9月2日に共同ブランド店「丸善&ジュンク堂書店」の1号店を東急百貨店本店で開業する。その後、広島県、福岡県、福島県など全国で順次開設。近隣に両社の店舗がない地域では共同ブランドで出店するが、近くに丸善ブランドの店舗がある場合はジュンク堂を単独で出店するなど、両社で調整しながら効率良く市場を押さえる考え。
同時に丸善書店の小型店を対象に10店未満を閉鎖する。10店の新規出店と小型店の閉鎖で、売り場面積は最大で現在よりも20%程度広がる見込み。総投資額は最大約100億円(書籍の購入費用含む)の見込み。

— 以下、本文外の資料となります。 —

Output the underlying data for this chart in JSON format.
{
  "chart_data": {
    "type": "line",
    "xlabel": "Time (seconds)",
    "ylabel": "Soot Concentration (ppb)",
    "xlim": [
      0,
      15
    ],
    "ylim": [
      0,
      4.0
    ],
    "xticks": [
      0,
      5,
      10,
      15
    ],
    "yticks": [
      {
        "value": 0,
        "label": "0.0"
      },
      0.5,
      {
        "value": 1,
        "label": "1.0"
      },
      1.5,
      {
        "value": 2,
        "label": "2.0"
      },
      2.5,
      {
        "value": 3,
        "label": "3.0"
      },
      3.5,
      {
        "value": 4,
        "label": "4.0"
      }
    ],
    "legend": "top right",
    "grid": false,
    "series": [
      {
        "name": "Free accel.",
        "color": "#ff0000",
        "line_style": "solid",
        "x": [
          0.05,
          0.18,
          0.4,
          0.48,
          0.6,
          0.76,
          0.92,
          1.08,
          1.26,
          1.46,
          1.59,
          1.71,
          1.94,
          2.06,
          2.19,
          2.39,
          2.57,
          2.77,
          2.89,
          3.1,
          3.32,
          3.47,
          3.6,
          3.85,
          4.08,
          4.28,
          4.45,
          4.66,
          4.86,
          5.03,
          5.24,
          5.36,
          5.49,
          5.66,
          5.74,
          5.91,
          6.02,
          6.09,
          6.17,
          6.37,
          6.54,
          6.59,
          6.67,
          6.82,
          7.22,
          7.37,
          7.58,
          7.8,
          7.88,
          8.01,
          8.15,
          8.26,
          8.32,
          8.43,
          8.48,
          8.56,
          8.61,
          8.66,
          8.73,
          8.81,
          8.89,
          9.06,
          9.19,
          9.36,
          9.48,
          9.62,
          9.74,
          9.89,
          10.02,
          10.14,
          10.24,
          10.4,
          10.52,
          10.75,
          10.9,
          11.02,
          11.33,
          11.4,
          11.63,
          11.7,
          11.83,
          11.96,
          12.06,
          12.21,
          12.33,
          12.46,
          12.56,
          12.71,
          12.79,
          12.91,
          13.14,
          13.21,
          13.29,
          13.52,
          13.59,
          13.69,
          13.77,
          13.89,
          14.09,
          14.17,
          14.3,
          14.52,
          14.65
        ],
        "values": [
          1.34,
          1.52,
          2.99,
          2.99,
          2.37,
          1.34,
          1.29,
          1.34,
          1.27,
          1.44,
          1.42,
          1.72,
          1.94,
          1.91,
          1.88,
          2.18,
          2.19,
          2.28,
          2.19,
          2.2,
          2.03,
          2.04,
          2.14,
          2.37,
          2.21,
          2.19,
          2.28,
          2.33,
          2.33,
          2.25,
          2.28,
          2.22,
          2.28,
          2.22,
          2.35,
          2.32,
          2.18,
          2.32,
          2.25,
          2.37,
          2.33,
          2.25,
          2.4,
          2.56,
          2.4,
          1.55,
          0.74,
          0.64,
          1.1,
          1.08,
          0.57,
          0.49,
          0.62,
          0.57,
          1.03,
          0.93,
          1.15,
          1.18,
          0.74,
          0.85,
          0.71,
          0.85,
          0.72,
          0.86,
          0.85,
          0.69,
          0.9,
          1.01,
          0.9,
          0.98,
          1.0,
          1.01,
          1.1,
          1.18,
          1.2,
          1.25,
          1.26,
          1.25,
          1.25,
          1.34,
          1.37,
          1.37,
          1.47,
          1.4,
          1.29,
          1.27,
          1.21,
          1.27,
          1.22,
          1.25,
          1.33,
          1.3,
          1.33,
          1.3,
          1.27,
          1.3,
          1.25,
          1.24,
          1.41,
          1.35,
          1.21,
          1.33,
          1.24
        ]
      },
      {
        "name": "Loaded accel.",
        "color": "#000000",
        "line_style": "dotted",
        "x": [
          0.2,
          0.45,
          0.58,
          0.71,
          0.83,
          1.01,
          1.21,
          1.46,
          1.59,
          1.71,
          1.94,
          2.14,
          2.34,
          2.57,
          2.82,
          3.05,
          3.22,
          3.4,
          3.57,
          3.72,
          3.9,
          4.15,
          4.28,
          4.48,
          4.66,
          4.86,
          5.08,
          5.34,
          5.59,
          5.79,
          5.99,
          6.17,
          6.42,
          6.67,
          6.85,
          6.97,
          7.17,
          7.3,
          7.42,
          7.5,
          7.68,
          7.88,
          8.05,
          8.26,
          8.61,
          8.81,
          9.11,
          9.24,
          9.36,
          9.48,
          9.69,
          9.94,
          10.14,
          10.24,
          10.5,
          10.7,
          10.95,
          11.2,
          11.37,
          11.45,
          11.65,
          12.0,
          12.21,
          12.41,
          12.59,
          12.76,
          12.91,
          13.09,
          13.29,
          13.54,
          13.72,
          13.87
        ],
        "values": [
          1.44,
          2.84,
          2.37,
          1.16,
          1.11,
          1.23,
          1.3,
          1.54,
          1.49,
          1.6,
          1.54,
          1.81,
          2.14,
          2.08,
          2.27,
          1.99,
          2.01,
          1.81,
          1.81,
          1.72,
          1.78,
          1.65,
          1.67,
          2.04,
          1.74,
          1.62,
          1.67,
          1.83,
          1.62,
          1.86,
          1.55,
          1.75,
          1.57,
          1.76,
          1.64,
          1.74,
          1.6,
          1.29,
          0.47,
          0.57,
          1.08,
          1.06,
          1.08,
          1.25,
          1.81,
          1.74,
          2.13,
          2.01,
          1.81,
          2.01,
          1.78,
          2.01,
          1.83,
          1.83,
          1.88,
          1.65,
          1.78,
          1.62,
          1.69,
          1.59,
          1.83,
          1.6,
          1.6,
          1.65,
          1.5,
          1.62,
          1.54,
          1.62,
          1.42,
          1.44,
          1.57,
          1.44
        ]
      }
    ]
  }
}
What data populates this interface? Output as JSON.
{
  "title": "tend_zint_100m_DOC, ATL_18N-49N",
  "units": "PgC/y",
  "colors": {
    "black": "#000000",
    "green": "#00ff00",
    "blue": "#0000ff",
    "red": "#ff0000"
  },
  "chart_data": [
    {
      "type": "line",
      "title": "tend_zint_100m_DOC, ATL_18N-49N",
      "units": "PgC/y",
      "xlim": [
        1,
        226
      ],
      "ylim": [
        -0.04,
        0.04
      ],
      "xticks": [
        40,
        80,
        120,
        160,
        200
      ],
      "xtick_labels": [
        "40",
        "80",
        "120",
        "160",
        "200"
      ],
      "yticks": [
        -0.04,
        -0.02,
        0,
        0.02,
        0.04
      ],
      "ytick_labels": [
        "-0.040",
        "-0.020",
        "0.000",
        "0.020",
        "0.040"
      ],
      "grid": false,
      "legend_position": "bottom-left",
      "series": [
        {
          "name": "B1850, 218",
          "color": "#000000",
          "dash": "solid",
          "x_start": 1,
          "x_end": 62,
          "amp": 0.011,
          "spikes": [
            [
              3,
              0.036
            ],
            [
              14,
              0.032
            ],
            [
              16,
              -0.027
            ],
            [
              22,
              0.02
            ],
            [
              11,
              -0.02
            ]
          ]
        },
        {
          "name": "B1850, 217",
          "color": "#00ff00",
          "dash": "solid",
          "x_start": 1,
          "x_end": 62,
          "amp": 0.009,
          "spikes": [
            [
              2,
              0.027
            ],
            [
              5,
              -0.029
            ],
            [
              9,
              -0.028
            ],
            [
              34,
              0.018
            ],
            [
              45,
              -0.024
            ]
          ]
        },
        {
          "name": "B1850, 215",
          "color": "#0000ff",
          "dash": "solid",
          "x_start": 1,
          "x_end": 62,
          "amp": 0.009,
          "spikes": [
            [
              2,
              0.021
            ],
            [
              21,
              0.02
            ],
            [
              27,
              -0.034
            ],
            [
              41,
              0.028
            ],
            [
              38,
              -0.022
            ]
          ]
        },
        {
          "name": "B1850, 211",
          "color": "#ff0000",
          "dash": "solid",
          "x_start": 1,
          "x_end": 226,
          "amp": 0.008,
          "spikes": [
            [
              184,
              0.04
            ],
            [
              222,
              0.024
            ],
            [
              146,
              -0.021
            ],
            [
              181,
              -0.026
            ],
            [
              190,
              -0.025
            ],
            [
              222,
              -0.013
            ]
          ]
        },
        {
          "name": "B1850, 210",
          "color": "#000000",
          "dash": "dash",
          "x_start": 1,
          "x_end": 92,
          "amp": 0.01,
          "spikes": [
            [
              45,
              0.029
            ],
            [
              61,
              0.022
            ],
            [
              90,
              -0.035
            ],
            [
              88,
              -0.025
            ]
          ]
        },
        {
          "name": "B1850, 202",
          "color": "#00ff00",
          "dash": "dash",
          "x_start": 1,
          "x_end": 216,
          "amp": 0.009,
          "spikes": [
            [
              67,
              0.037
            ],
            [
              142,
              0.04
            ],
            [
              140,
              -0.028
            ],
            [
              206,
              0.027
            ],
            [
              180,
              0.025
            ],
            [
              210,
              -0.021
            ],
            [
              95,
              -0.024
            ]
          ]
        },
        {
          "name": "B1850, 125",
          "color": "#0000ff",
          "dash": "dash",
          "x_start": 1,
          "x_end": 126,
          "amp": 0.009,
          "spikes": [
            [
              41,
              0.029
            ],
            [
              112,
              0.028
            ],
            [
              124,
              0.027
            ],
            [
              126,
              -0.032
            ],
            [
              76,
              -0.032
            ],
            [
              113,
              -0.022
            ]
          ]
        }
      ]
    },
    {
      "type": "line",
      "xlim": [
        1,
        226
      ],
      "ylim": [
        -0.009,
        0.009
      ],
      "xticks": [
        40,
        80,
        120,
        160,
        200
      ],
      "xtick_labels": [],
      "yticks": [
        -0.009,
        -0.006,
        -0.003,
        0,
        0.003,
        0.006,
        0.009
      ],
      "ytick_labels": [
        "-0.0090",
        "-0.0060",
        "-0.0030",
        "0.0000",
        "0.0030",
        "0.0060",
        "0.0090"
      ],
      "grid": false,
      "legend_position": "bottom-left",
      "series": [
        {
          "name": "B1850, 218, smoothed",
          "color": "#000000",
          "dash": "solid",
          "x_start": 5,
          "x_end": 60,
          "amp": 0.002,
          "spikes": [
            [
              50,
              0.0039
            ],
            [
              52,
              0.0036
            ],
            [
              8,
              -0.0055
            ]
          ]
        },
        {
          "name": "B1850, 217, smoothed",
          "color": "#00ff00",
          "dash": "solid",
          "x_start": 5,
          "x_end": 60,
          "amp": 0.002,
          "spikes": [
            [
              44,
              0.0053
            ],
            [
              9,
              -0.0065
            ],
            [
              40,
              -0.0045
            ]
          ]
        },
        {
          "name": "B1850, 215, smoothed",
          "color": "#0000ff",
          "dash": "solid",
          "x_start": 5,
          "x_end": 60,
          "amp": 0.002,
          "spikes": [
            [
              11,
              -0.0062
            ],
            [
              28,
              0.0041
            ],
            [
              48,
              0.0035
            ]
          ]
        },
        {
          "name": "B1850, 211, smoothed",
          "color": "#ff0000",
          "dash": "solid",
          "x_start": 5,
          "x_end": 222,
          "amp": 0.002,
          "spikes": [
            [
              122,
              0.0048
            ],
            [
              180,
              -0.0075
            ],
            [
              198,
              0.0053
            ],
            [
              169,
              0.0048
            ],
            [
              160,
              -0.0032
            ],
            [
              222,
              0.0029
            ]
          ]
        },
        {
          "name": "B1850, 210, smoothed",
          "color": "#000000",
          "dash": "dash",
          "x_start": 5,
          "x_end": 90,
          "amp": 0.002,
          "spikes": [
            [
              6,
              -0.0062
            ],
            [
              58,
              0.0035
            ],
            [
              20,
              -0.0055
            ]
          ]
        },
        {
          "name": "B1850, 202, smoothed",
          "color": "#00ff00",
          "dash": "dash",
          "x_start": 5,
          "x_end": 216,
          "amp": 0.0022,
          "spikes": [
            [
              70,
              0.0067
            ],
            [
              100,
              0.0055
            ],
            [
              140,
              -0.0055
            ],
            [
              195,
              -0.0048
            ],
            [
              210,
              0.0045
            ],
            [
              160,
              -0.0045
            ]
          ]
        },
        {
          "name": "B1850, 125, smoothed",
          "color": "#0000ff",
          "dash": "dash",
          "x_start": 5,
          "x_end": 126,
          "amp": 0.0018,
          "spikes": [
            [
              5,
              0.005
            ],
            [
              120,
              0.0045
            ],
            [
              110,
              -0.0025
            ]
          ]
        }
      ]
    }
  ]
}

DNP子会社のCHIグループの2社は、大型店を柱に経営規模を拡大し販売効率を高めると同時に取引条件の改善を進め、低迷する書店事業をてこ入れする。
丸善書店とジュンク堂の合計の店舗数は80店で年間売上高は約800億円。カルチュア・コンビニエンス・クラブ(CCC)が展開する「TSUTAYA」(店舗ベースの売上高で約900億円)に次ぐ業界2位の規模となる。
一方では電子書籍の需要が拡大の兆しを見せているうえに、米アマゾン・ドット・コムに代表される書籍のネット通販が勢力を拡大し、中小書店の経営は厳しくなるのは確実。大型店化が進む中で、書店の淘汰が加速しそうだ。